The unemployment rate remained steady at 4.1 percent, with the number of Americans without jobs holding relatively steady at 7 million. However, these figures reflect an increase in unemployment compared to the same period last year — 3.8%.

October’s employment summary not only revealed sluggish job growth, but also included significant downward revisions to previous months. August job gains were revised down to 78,000, and September’s original estimate was cut to 223,000. These revisions collectively reduced the previously reported job creation figures by 112,000.

Employment in the health care and government sectors, usually bright spots for the economy, continued to rise in October.

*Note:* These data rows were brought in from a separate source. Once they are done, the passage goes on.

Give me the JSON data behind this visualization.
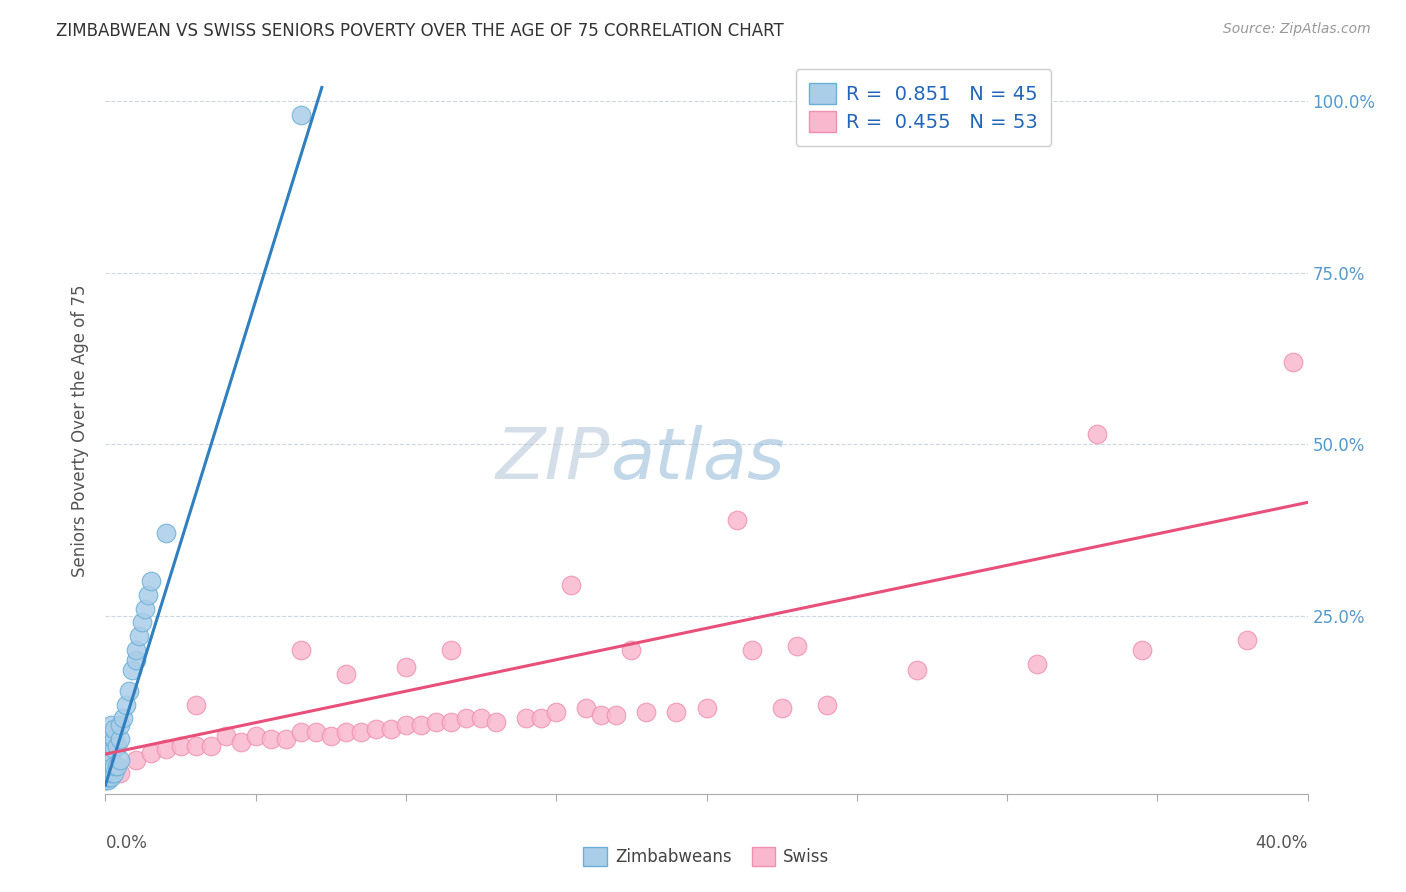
{
  "title": "ZIMBABWEAN VS SWISS SENIORS POVERTY OVER THE AGE OF 75 CORRELATION CHART",
  "source": "Source: ZipAtlas.com",
  "ylabel": "Seniors Poverty Over the Age of 75",
  "right_yticks": [
    "100.0%",
    "75.0%",
    "50.0%",
    "25.0%"
  ],
  "right_ytick_vals": [
    1.0,
    0.75,
    0.5,
    0.25
  ],
  "legend_blue_r": "R = 0.851",
  "legend_blue_n": "N = 45",
  "legend_pink_r": "R = 0.455",
  "legend_pink_n": "N = 53",
  "blue_color": "#aacde8",
  "blue_edge_color": "#6aafd6",
  "pink_color": "#f9b8ce",
  "pink_edge_color": "#f090b0",
  "blue_line_color": "#3080c0",
  "pink_line_color": "#e8507a",
  "background_color": "#ffffff",
  "xlim": [
    0.0,
    0.4
  ],
  "ylim": [
    -0.01,
    1.05
  ],
  "blue_scatter_x": [
    0.0,
    0.0,
    0.001,
    0.001,
    0.001,
    0.001,
    0.001,
    0.001,
    0.001,
    0.001,
    0.001,
    0.001,
    0.001,
    0.001,
    0.002,
    0.002,
    0.002,
    0.002,
    0.002,
    0.002,
    0.002,
    0.002,
    0.003,
    0.003,
    0.003,
    0.003,
    0.003,
    0.004,
    0.004,
    0.005,
    0.005,
    0.005,
    0.006,
    0.007,
    0.008,
    0.009,
    0.01,
    0.01,
    0.011,
    0.012,
    0.013,
    0.014,
    0.015,
    0.02,
    0.065
  ],
  "blue_scatter_y": [
    0.01,
    0.01,
    0.01,
    0.015,
    0.015,
    0.02,
    0.02,
    0.025,
    0.03,
    0.035,
    0.04,
    0.045,
    0.05,
    0.06,
    0.015,
    0.02,
    0.025,
    0.04,
    0.05,
    0.065,
    0.075,
    0.09,
    0.02,
    0.03,
    0.055,
    0.07,
    0.085,
    0.03,
    0.06,
    0.04,
    0.07,
    0.09,
    0.1,
    0.12,
    0.14,
    0.17,
    0.185,
    0.2,
    0.22,
    0.24,
    0.26,
    0.28,
    0.3,
    0.37,
    0.98
  ],
  "pink_scatter_x": [
    0.005,
    0.01,
    0.015,
    0.02,
    0.025,
    0.03,
    0.03,
    0.035,
    0.04,
    0.045,
    0.05,
    0.055,
    0.06,
    0.065,
    0.065,
    0.07,
    0.075,
    0.08,
    0.08,
    0.085,
    0.09,
    0.095,
    0.1,
    0.1,
    0.105,
    0.11,
    0.115,
    0.115,
    0.12,
    0.125,
    0.13,
    0.14,
    0.145,
    0.15,
    0.155,
    0.16,
    0.165,
    0.17,
    0.175,
    0.18,
    0.19,
    0.2,
    0.21,
    0.215,
    0.225,
    0.23,
    0.24,
    0.27,
    0.31,
    0.33,
    0.345,
    0.38,
    0.395
  ],
  "pink_scatter_y": [
    0.02,
    0.04,
    0.05,
    0.055,
    0.06,
    0.06,
    0.12,
    0.06,
    0.075,
    0.065,
    0.075,
    0.07,
    0.07,
    0.08,
    0.2,
    0.08,
    0.075,
    0.08,
    0.165,
    0.08,
    0.085,
    0.085,
    0.09,
    0.175,
    0.09,
    0.095,
    0.095,
    0.2,
    0.1,
    0.1,
    0.095,
    0.1,
    0.1,
    0.11,
    0.295,
    0.115,
    0.105,
    0.105,
    0.2,
    0.11,
    0.11,
    0.115,
    0.39,
    0.2,
    0.115,
    0.205,
    0.12,
    0.17,
    0.18,
    0.515,
    0.2,
    0.215,
    0.62
  ],
  "blue_line_x": [
    0.0,
    0.072
  ],
  "blue_line_y": [
    0.003,
    1.02
  ],
  "pink_line_x": [
    0.0,
    0.4
  ],
  "pink_line_y": [
    0.048,
    0.415
  ]
}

Healthcare added 52,000 jobs, in line with the average monthly gain of 58,000 over the past year. In addition, government employment followed its upward trend with an increase of 40,000 positions, close to the average monthly gain of 43,000 over the past 12 months.

In the business and professional services sector, temporary help services saw a major decline of 49,000 jobs. Since peaking in March 2022, temporary help jobs have fallen by 577,000.

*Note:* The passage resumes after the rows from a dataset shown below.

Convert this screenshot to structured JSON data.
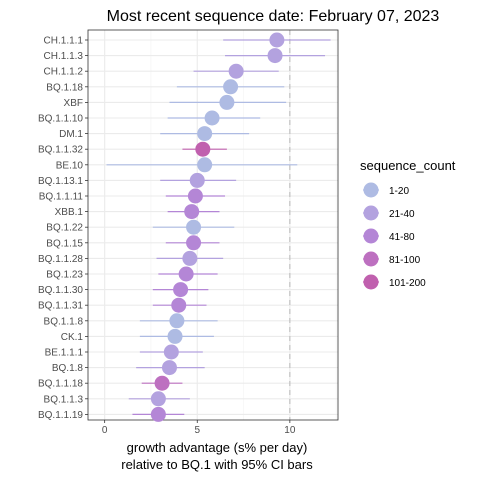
{
  "chart_data": {
    "type": "scatter",
    "title": "Most recent sequence date: February 07, 2023",
    "xlabel_lines": [
      "growth advantage (s% per day)",
      "relative to  BQ.1  with 95% CI bars"
    ],
    "ylabel": "",
    "xlim": [
      -0.9,
      12.6
    ],
    "x_ticks": [
      0,
      5,
      10
    ],
    "reference_line_x": 10,
    "grid": true,
    "legend": {
      "title": "sequence_count",
      "placement": "right",
      "items": [
        {
          "label": "1-20",
          "color": "#aebbe3"
        },
        {
          "label": "21-40",
          "color": "#b3a2df"
        },
        {
          "label": "41-80",
          "color": "#b486d6"
        },
        {
          "label": "81-100",
          "color": "#bd70c0"
        },
        {
          "label": "101-200",
          "color": "#c060ae"
        }
      ]
    },
    "points": [
      {
        "variant": "CH.1.1.1",
        "value": 9.3,
        "lo": 6.4,
        "hi": 12.2,
        "count_bin": "21-40"
      },
      {
        "variant": "CH.1.1.3",
        "value": 9.2,
        "lo": 6.5,
        "hi": 11.9,
        "count_bin": "21-40"
      },
      {
        "variant": "CH.1.1.2",
        "value": 7.1,
        "lo": 4.8,
        "hi": 9.4,
        "count_bin": "21-40"
      },
      {
        "variant": "BQ.1.18",
        "value": 6.8,
        "lo": 3.9,
        "hi": 9.7,
        "count_bin": "1-20"
      },
      {
        "variant": "XBF",
        "value": 6.6,
        "lo": 3.5,
        "hi": 9.8,
        "count_bin": "1-20"
      },
      {
        "variant": "BQ.1.1.10",
        "value": 5.8,
        "lo": 3.4,
        "hi": 8.4,
        "count_bin": "1-20"
      },
      {
        "variant": "DM.1",
        "value": 5.4,
        "lo": 3.0,
        "hi": 7.8,
        "count_bin": "1-20"
      },
      {
        "variant": "BQ.1.1.32",
        "value": 5.3,
        "lo": 4.2,
        "hi": 6.6,
        "count_bin": "101-200"
      },
      {
        "variant": "BE.10",
        "value": 5.4,
        "lo": 0.1,
        "hi": 10.4,
        "count_bin": "1-20"
      },
      {
        "variant": "BQ.1.13.1",
        "value": 5.0,
        "lo": 3.0,
        "hi": 7.1,
        "count_bin": "21-40"
      },
      {
        "variant": "BQ.1.1.11",
        "value": 4.9,
        "lo": 3.3,
        "hi": 6.5,
        "count_bin": "41-80"
      },
      {
        "variant": "XBB.1",
        "value": 4.7,
        "lo": 3.4,
        "hi": 6.2,
        "count_bin": "41-80"
      },
      {
        "variant": "BQ.1.22",
        "value": 4.8,
        "lo": 2.6,
        "hi": 7.0,
        "count_bin": "1-20"
      },
      {
        "variant": "BQ.1.15",
        "value": 4.8,
        "lo": 3.3,
        "hi": 6.2,
        "count_bin": "41-80"
      },
      {
        "variant": "BQ.1.1.28",
        "value": 4.6,
        "lo": 2.8,
        "hi": 6.4,
        "count_bin": "21-40"
      },
      {
        "variant": "BQ.1.23",
        "value": 4.4,
        "lo": 2.9,
        "hi": 6.1,
        "count_bin": "41-80"
      },
      {
        "variant": "BQ.1.1.30",
        "value": 4.1,
        "lo": 2.6,
        "hi": 5.6,
        "count_bin": "41-80"
      },
      {
        "variant": "BQ.1.1.31",
        "value": 4.0,
        "lo": 2.6,
        "hi": 5.5,
        "count_bin": "41-80"
      },
      {
        "variant": "BQ.1.1.8",
        "value": 3.9,
        "lo": 1.9,
        "hi": 6.1,
        "count_bin": "1-20"
      },
      {
        "variant": "CK.1",
        "value": 3.8,
        "lo": 1.9,
        "hi": 5.9,
        "count_bin": "1-20"
      },
      {
        "variant": "BE.1.1.1",
        "value": 3.6,
        "lo": 1.9,
        "hi": 5.3,
        "count_bin": "21-40"
      },
      {
        "variant": "BQ.1.8",
        "value": 3.5,
        "lo": 1.7,
        "hi": 5.4,
        "count_bin": "21-40"
      },
      {
        "variant": "BQ.1.1.18",
        "value": 3.1,
        "lo": 2.0,
        "hi": 4.2,
        "count_bin": "81-100"
      },
      {
        "variant": "BQ.1.1.3",
        "value": 2.9,
        "lo": 1.3,
        "hi": 4.6,
        "count_bin": "21-40"
      },
      {
        "variant": "BQ.1.1.19",
        "value": 2.9,
        "lo": 1.5,
        "hi": 4.3,
        "count_bin": "41-80"
      }
    ]
  }
}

Moreover, manufacturing employment fell by 46,000 jobs last month, mainly because of a 44,000-job drop in transportation equipment manufacturing, largely attributed to strike activity, the BLS noted.

In a speech in mid-October, Federal Reserve Governor Christopher Waller addressed the potential impact of recent events on the October jobs report. He noted that two major factors—the recent hurricanes and the Boeing strike— would significantly affect employment figures.

Waller estimated that these events could reduce job growth by more than 100,000 positions for the month. However, he stressed that this substantial drop in employment would likely be “temporary” rather than indicative of a lasting trend in the labor market.

Boeing Strike

When the Labor Department conducted its surveys of households and establishments, about 44,000 U.S. workers were on strike. The majority of these strikers — about 33,000 — were Boeing machinists who began their work stoppage on September 13. It marked their first strike since 2008, following a decisive vote against a union-backed labor contract.

The striking workers are put to the vote on a new contract proposal on Monday. This enhanced offer includes a 38% salary increase over four years and an increased signing bonus. The union approved this proposal, informing its members that they had negotiated the best terms possible from Boeing. Union leadership indicated they had reached the limit of concessions they could get from the aircraft manufacturer, Reuters reported.

However, Boeing’s influence on US employment numbers is expected to persist. CEO Kelly Ortberg recently announced plans to cut the company’s global workforce by 10%, which equates to 17,000 jobs.

Ortberg, who assumed the role of CEO in early August, emphasized the need for Boeing to streamline its operations and focus on its core businesses.

“One of the things I’ve heard from a lot of employees is that there are too many expenses. It’s slowing them down from being able to get their work done,” he told investors on a third-quarter earnings call. “So we’re really going to focus this workforce reduction on streamlining those general activities, consolidating the things that can be consolidated.”

Hurricanes Helene and Milton

The October data from the Labor Department surveys marked the first collection since Hurricanes Helene and Milton hit the US, causing extensive damage in the Southeast.

Economic analysts anticipated labor market challengesincluding job losses and market distortions as a result of the storms. Areas directly affected by the hurricanes were expected to see sharp increases in unemployment as businesses temporarily shut down due to physical damage or infrastructure failures.

Major disasters can have a profound impact on the labor market, causing immediate unemployment, disrupting normal business activities, and leading to widespread economic downturns in various sectors. Recovery from such devastating events usually requires substantial investment of both financial and time resources.